複雑・ファジー小説
- Re: 〜闇の系譜〜(ミストリア編) ( No.83 )
- 日時: 2017/08/14 21:34
- 名前: 狐 (ID: C8ORr2mn)
- 参照: http://www.kakiko.info/upload_bbs3/index.php?mode=image&file=197.jpg
「……どうして? そんなこと言うの」
ファフリは、静かな口調で聞いた。
「……なんで、急に力を使わないでなんて言うのよ。
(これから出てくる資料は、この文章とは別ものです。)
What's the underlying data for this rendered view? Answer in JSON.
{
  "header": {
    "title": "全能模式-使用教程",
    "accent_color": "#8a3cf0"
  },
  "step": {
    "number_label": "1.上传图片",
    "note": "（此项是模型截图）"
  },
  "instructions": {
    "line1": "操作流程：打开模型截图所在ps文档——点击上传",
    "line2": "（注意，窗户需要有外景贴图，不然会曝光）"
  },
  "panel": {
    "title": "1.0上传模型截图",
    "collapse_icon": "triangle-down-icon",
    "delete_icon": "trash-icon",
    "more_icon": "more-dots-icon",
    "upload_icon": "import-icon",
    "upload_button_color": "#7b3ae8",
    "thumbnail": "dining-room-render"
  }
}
そりゃあ、まだ完全には使えるわけじゃないし、今更使えるようになったって遅いのは分かってるわ。私に才能がないのは明らかだし……。でも、でも……やっと使えたのに……」
「うん……ごめん。急に変なこと言って。だけど、召喚術を使ったときのファフリは……なんだか普通じゃなかった気がするんだ」
不明瞭なユーリッドの答えが、ファフリの気持ちを逆撫でした。
(なんで、ユーリッドまで……! 私の気持ちなんて分からないくせに……!)
その瞬間、異常なまでの怒りが噴き上がってきた。
その怒りは、まるでファフリの全身を包み込むかのようにむくむくと膨れて、喉元から吐き出そうになった。
ファフリは、ユーリッドをきつく睨むと怒鳴った。
「どうして、そんなこと言うのよ! これまでずっと、召喚できるようになれ、召喚できるようになれって皆で私のこと責めて……! 挙げ句、才能がないからって命まで狙われて……。それなのに、やっと成功したら、今度は召喚するなって言うの!?」
ユーリッドが、はっと顔を上げた。
ファフリは、大きく音を立ててベッドから立ち上がった。
「私だって、好きで召喚師に生まれたんじゃない……! なんで、なんでこんな目にばっかり遭わなきゃいけないのよ! もう嫌……なにもかも、皆いなくなっちゃえばいいのに……!」
ファフリの目から、ぼろぼろと涙が溢れ出た。
ユーリッドが、蒼白になって口を開いた。
「ごめん、ファフリ。俺、そんなつもりで言ったんじゃ——」
「うるさい、うるさいうるさい!」
ユーリッドの言葉を遮って、ファフリはベッドに置かれたコルの実を彼に投げつけた。
実は、ユーリッドの肩に勢いよくぶつかり、僅かな凹みを残してそのまま床に落ちた。
掠れた声で叫ぶファフリは、まるで獣のような凶暴な眼差しをしていた。
「召喚術を使われるのが嫌なら、ユーリッドだってどこか行っちゃえばいいのよ! 私がちゃんと、悪魔を使役できるようになったら、ユーリッドなんていらないんだから……! やろうと思えば、この国の獣人たち全員を殺すことだってできるのよ!」
ユーリッドの顔が、さっと強張った。
同時に、ファフリも我に返ったように口を閉ざした。